If things do not exist in themselves, then from the ultimate truth they are unreal, illusions. Nirvana, for Nagarjuna, if seen as something inherently existent, is only an illusion that will perpetuate more grasping, followed by more suffering.
There are no real distinctions in Madhyamaka philosophy because all things are considered empty of inherent existence or own-nature. For samsara and nirvana to be distinct from one another, they would have to be inherently existent things. But they are empty, and within this emptiness, they are without distinction.
Samsara and nirvana are only different in the relative sense, because they designate entirely different things. Again, in the ultimate sense, there is no difference, because of their emptiness. Everything is empty, including emptiness.
This many sound like theoretical nonsense, but it has a practical application. The aim of this thinking is to shatter all dualities and destroy all avenues for grasping. When we can get past dualistic thinking, that is, seeing only the distinctions, not recognizing the parity or the correspondence between things, then the world opens up for us. We then see the wholeness of life. We become whole. Being whole means to be healthy, and this sort of spiritual health translates into release from the things that bind us to suffering. It is freedom.
Frederick Streng has written,
This is a freedom which applies to every moment of existence, not to special moments of mystical escape to another level of being, nor to the freedom attained by priestly activity at a sacred time and place . . . To know things as they actually are, frees the mind of presuppositions and the emotions from attachments. Thus this freedom is also a purification process; it removes such evils as hated, fear, greed, or nimiety which accompany attachment.

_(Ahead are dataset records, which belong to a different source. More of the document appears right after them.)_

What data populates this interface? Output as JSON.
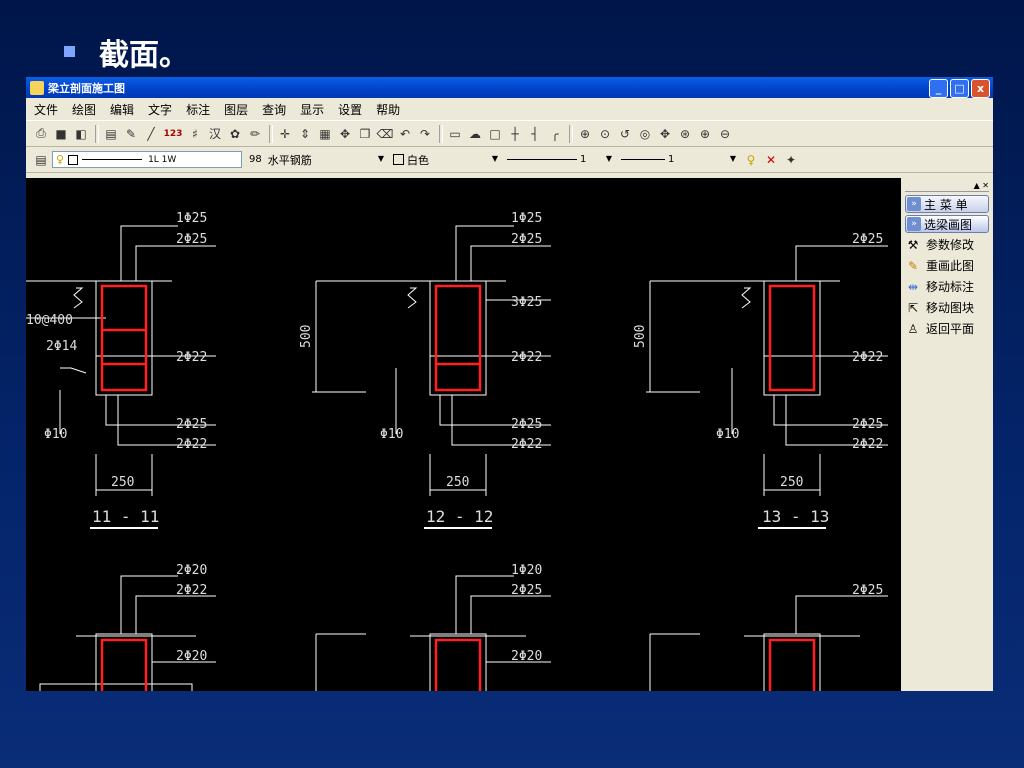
{
  "slide": {
    "title": "截面。"
  },
  "window": {
    "title": "梁立剖面施工图",
    "min": "_",
    "max": "□",
    "close": "x"
  },
  "menu": [
    "文件",
    "绘图",
    "编辑",
    "文字",
    "标注",
    "图层",
    "查询",
    "显示",
    "设置",
    "帮助"
  ],
  "toolbar": {
    "text_tool": "123",
    "linetype": "1L 1W",
    "layer_code": "98",
    "layer_name": "水平钢筋",
    "color": "白色",
    "lineweight_a": "1",
    "lineweight_b": "1"
  },
  "sidepanel": {
    "main_menu": "主 菜 单",
    "select_beam": "选梁画图",
    "items": [
      "参数修改",
      "重画此图",
      "移动标注",
      "移动图块",
      "返回平面"
    ]
  },
  "drawing": {
    "dim_500": "500",
    "dim_250": "250",
    "stirrup": "10@400",
    "waist_bars": "2Φ14",
    "link": "Φ10",
    "sections": [
      {
        "label": "11 - 11",
        "top1": "1Φ25",
        "top2": "2Φ25",
        "mid": "",
        "side": "2Φ22",
        "bot1": "2Φ25",
        "bot2": "2Φ22"
      },
      {
        "label": "12 - 12",
        "top1": "1Φ25",
        "top2": "2Φ25",
        "mid": "3Φ25",
        "side": "2Φ22",
        "bot1": "2Φ25",
        "bot2": "2Φ22"
      },
      {
        "label": "13 - 13",
        "top1": "",
        "top2": "2Φ25",
        "mid": "",
        "side": "2Φ22",
        "bot1": "2Φ25",
        "bot2": "2Φ22"
      }
    ],
    "lower": [
      {
        "top1": "2Φ20",
        "top2": "2Φ22",
        "side": "2Φ20"
      },
      {
        "top1": "1Φ20",
        "top2": "2Φ25",
        "side": "2Φ20"
      },
      {
        "top1": "",
        "top2": "2Φ25",
        "side": ""
      }
    ]
  }
}
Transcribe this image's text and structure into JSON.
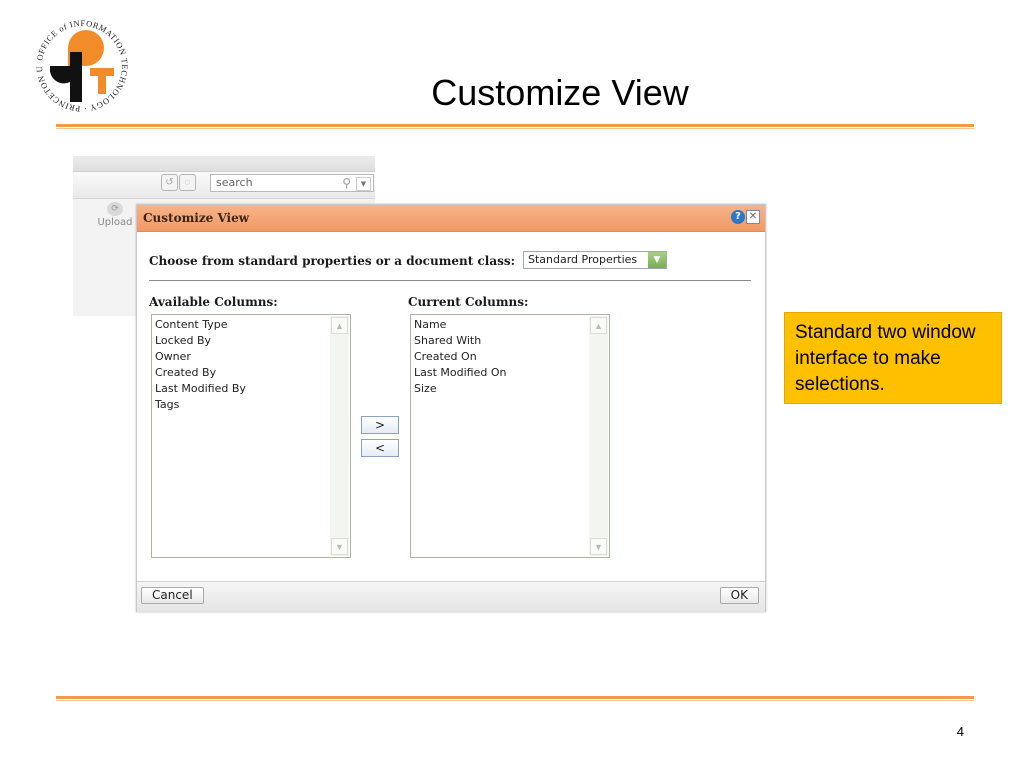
{
  "slide": {
    "title": "Customize View",
    "page_number": "4",
    "callout": "Standard two window interface to make selections.",
    "logo_text": "OFFICE of INFORMATION TECHNOLOGY · PRINCETON UNIVERSITY ·"
  },
  "app": {
    "search_placeholder": "search",
    "upload_label": "Upload"
  },
  "dialog": {
    "title": "Customize View",
    "choose_label": "Choose from standard properties or a document class:",
    "selected_class": "Standard Properties",
    "available_header": "Available Columns:",
    "current_header": "Current Columns:",
    "available_columns": [
      "Content Type",
      "Locked By",
      "Owner",
      "Created By",
      "Last Modified By",
      "Tags"
    ],
    "current_columns": [
      "Name",
      "Shared With",
      "Created On",
      "Last Modified On",
      "Size"
    ],
    "add_button": ">",
    "remove_button": "<",
    "cancel_button": "Cancel",
    "ok_button": "OK"
  },
  "colors": {
    "accent_orange": "#f29a45",
    "dialog_title_bg": "#f19a66",
    "callout_bg": "#ffc000"
  }
}
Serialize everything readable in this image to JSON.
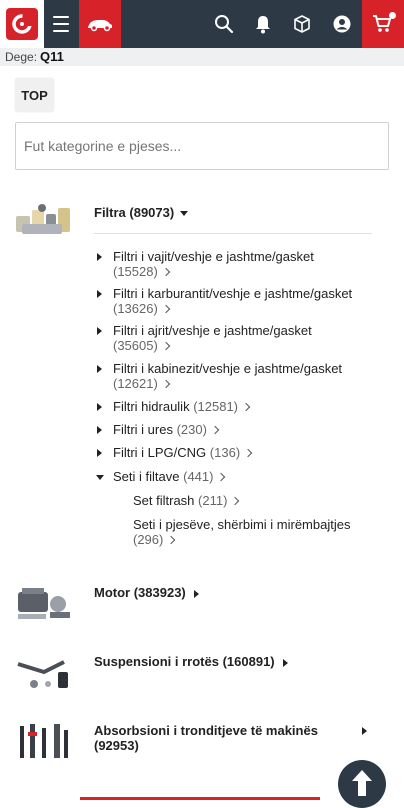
{
  "header": {
    "logo_icon": "autopjese-logo-icon",
    "menu_icon": "hamburger-icon",
    "car_icon": "car-icon",
    "search_icon": "search-icon",
    "bell_icon": "bell-icon",
    "box_icon": "package-icon",
    "user_icon": "user-icon",
    "cart_icon": "cart-icon",
    "accent_color": "#d7222a",
    "bar_color": "#2d3a46"
  },
  "vehicle": {
    "label": "Dege:",
    "value": "Q11"
  },
  "top_button": "TOP",
  "search": {
    "placeholder": "Fut kategorine e pjeses..."
  },
  "categories": [
    {
      "name": "Filtra (89073)",
      "expanded": true,
      "subcategories": [
        {
          "name": "Filtri i vajit/veshje e jashtme/gasket",
          "count": "(15528)"
        },
        {
          "name": "Filtri i karburantit/veshje e jashtme/gasket",
          "count": "(13626)"
        },
        {
          "name": "Filtri i ajrit/veshje e jashtme/gasket",
          "count": "(35605)"
        },
        {
          "name": "Filtri i kabinezit/veshje e jashtme/gasket",
          "count": "(12621)"
        },
        {
          "name": "Filtri hidraulik",
          "count": "(12581)"
        },
        {
          "name": "Filtri i ures",
          "count": "(230)"
        },
        {
          "name": "Filtri i LPG/CNG",
          "count": "(136)"
        },
        {
          "name": "Seti i filtave",
          "count": "(441)",
          "children": [
            {
              "name": "Set filtrash",
              "count": "(211)"
            },
            {
              "name": "Seti i pjesëve, shërbimi i mirëmbajtjes",
              "count": "(296)"
            }
          ]
        }
      ]
    },
    {
      "name": "Motor (383923)"
    },
    {
      "name": "Suspensioni i rrotës (160891)"
    },
    {
      "name": "Absorbsioni i tronditjeve të makinës (92953)"
    }
  ],
  "scroll_top_icon": "arrow-up-icon"
}
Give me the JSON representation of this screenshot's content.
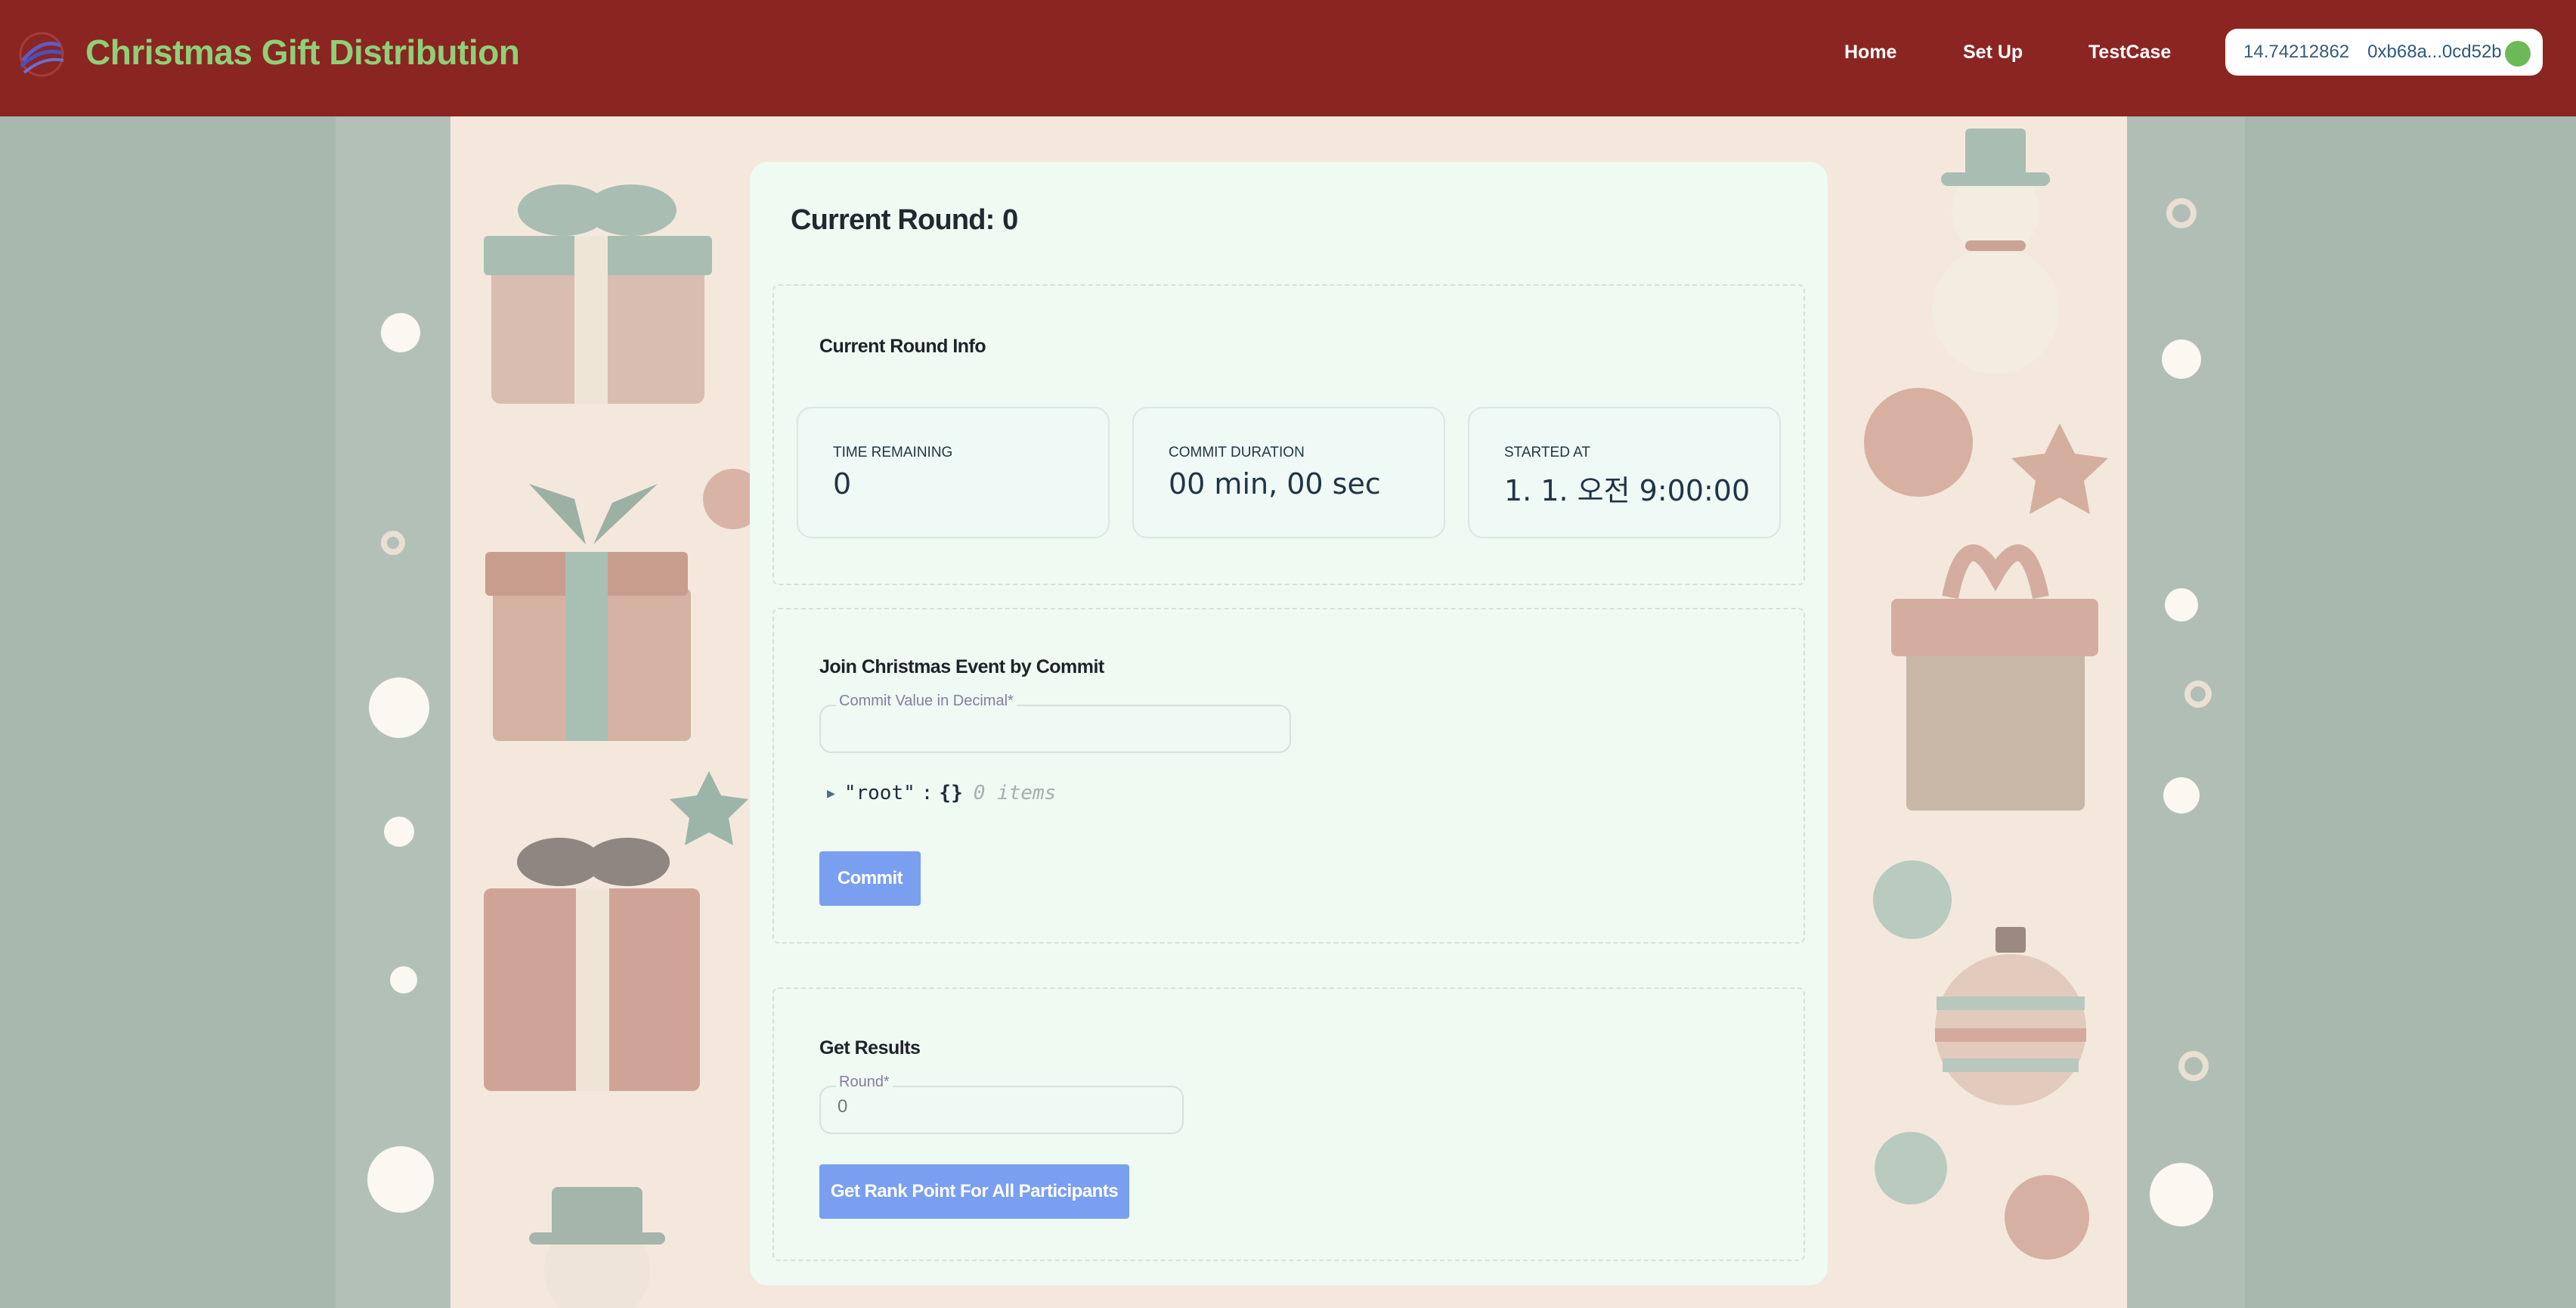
{
  "header": {
    "title": "Christmas Gift Distribution",
    "nav": [
      "Home",
      "Set Up",
      "TestCase"
    ],
    "wallet": {
      "balance": "14.74212862",
      "address": "0xb68a...0cd52b"
    },
    "colors": {
      "bar": "#8b2521",
      "title": "#8ed079"
    }
  },
  "main": {
    "round_label": "Current Round:",
    "round_value": "0",
    "round_info": {
      "title": "Current Round Info",
      "stats": [
        {
          "label": "TIME REMAINING",
          "value": "0"
        },
        {
          "label": "COMMIT DURATION",
          "value": "00 min, 00 sec"
        },
        {
          "label": "STARTED AT",
          "value": "1. 1. 오전 9:00:00"
        }
      ]
    },
    "commit": {
      "title": "Join Christmas Event by Commit",
      "field_label": "Commit Value in Decimal*",
      "field_value": "",
      "json_key": "\"root\"",
      "json_sep": ":",
      "json_braces": "{}",
      "json_items": "0 items",
      "button": "Commit"
    },
    "results": {
      "title": "Get Results",
      "field_label": "Round*",
      "field_placeholder": "0",
      "button": "Get Rank Point For All Participants"
    }
  }
}
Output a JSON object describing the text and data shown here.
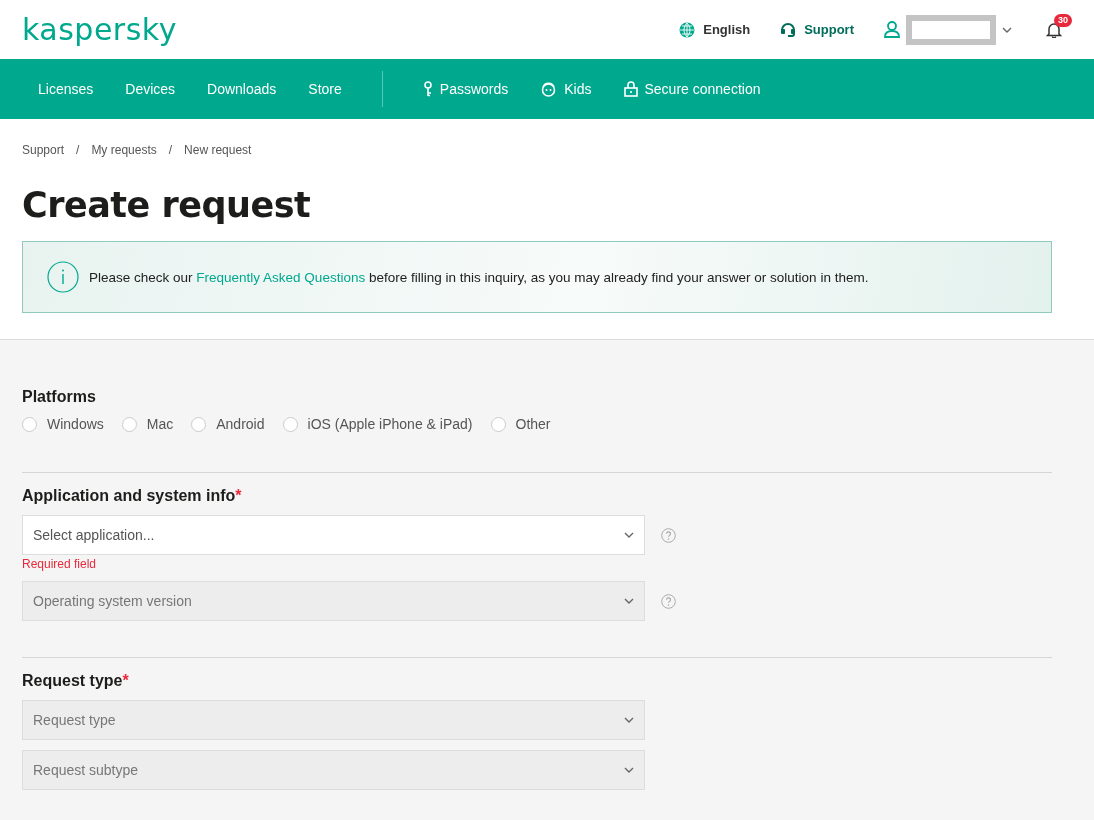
{
  "header": {
    "logo": "kaspersky",
    "language": "English",
    "support": "Support",
    "notifications": "30"
  },
  "nav": {
    "items": [
      {
        "label": "Licenses",
        "kind": "plain"
      },
      {
        "label": "Devices",
        "kind": "plain"
      },
      {
        "label": "Downloads",
        "kind": "plain"
      },
      {
        "label": "Store",
        "kind": "plain"
      },
      {
        "label": "Passwords",
        "kind": "key"
      },
      {
        "label": "Kids",
        "kind": "kid"
      },
      {
        "label": "Secure connection",
        "kind": "lock"
      }
    ]
  },
  "breadcrumbs": [
    "Support",
    "My requests",
    "New request"
  ],
  "breadcrumb_separator": "/",
  "title": "Create request",
  "notice": {
    "before": "Please check our ",
    "link": "Frequently Asked Questions",
    "after": " before filling in this inquiry, as you may already find your answer or solution in them."
  },
  "sections": [
    {
      "title": "Platforms",
      "kind": "radios",
      "options": [
        {
          "label": "Windows",
          "selected": false
        },
        {
          "label": "Mac",
          "selected": false
        },
        {
          "label": "Android",
          "selected": false
        },
        {
          "label": "iOS (Apple iPhone & iPad)",
          "selected": false
        },
        {
          "label": "Other",
          "selected": false
        }
      ]
    },
    {
      "title": "Application and system info",
      "required_mark": "*",
      "kind": "selects",
      "fields": [
        {
          "placeholder": "Select application...",
          "disabled": false,
          "help": true,
          "error": "Required field"
        },
        {
          "placeholder": "Operating system version",
          "disabled": true,
          "help": true
        }
      ]
    },
    {
      "title": "Request type",
      "required_mark": "*",
      "kind": "selects",
      "fields": [
        {
          "placeholder": "Request type",
          "disabled": true,
          "help": false
        },
        {
          "placeholder": "Request subtype",
          "disabled": true,
          "help": false
        }
      ]
    }
  ]
}
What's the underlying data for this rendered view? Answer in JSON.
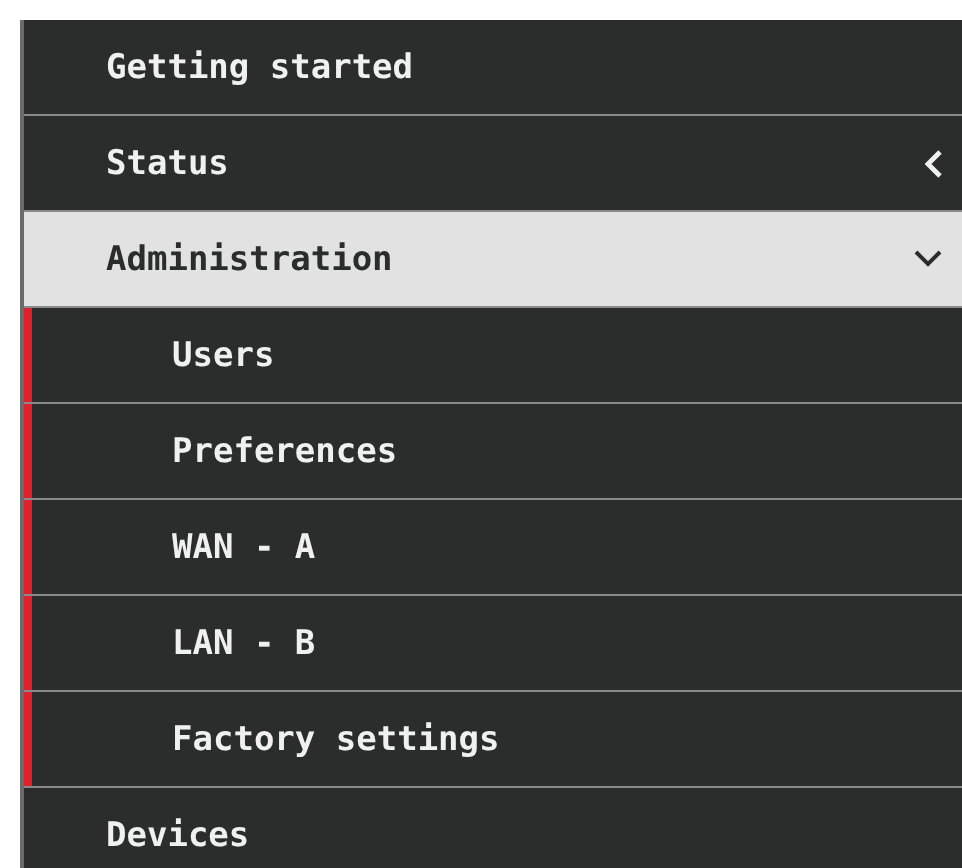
{
  "menu": [
    {
      "label": "Getting started",
      "selected": false
    },
    {
      "label": "Status",
      "selected": false,
      "expanded": false
    },
    {
      "label": "Administration",
      "selected": true,
      "expanded": true,
      "children": [
        {
          "label": "Users",
          "selected": false
        },
        {
          "label": "Preferences",
          "selected": false
        },
        {
          "label": "WAN - A",
          "selected": false
        },
        {
          "label": "LAN - B",
          "selected": false
        },
        {
          "label": "Factory settings",
          "selected": false
        }
      ]
    },
    {
      "label": "Devices",
      "selected": false
    }
  ]
}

Without suffering, one can never know release. As long as we see freedom as something separate from our suffering, we are grasping onto an object, inviting more suffering. Just as we are related to our karma, we are related to our suffering, and nirvana, our freedom, is also related to our suffering.
If we can understand that samsara “is” nirvana in this way, in each moment, and know that suffering, ultimately related to our goal, is the very tool that allows us to reach the goal, then I think, we are one step closer to where we want to be. Of course, we need take that extra step of realizing that the goal of freedom is ultimately empty, for as long as we live we will experience suffering in one form or another. The goal of complete release is an illusion. There is only the Endless Further.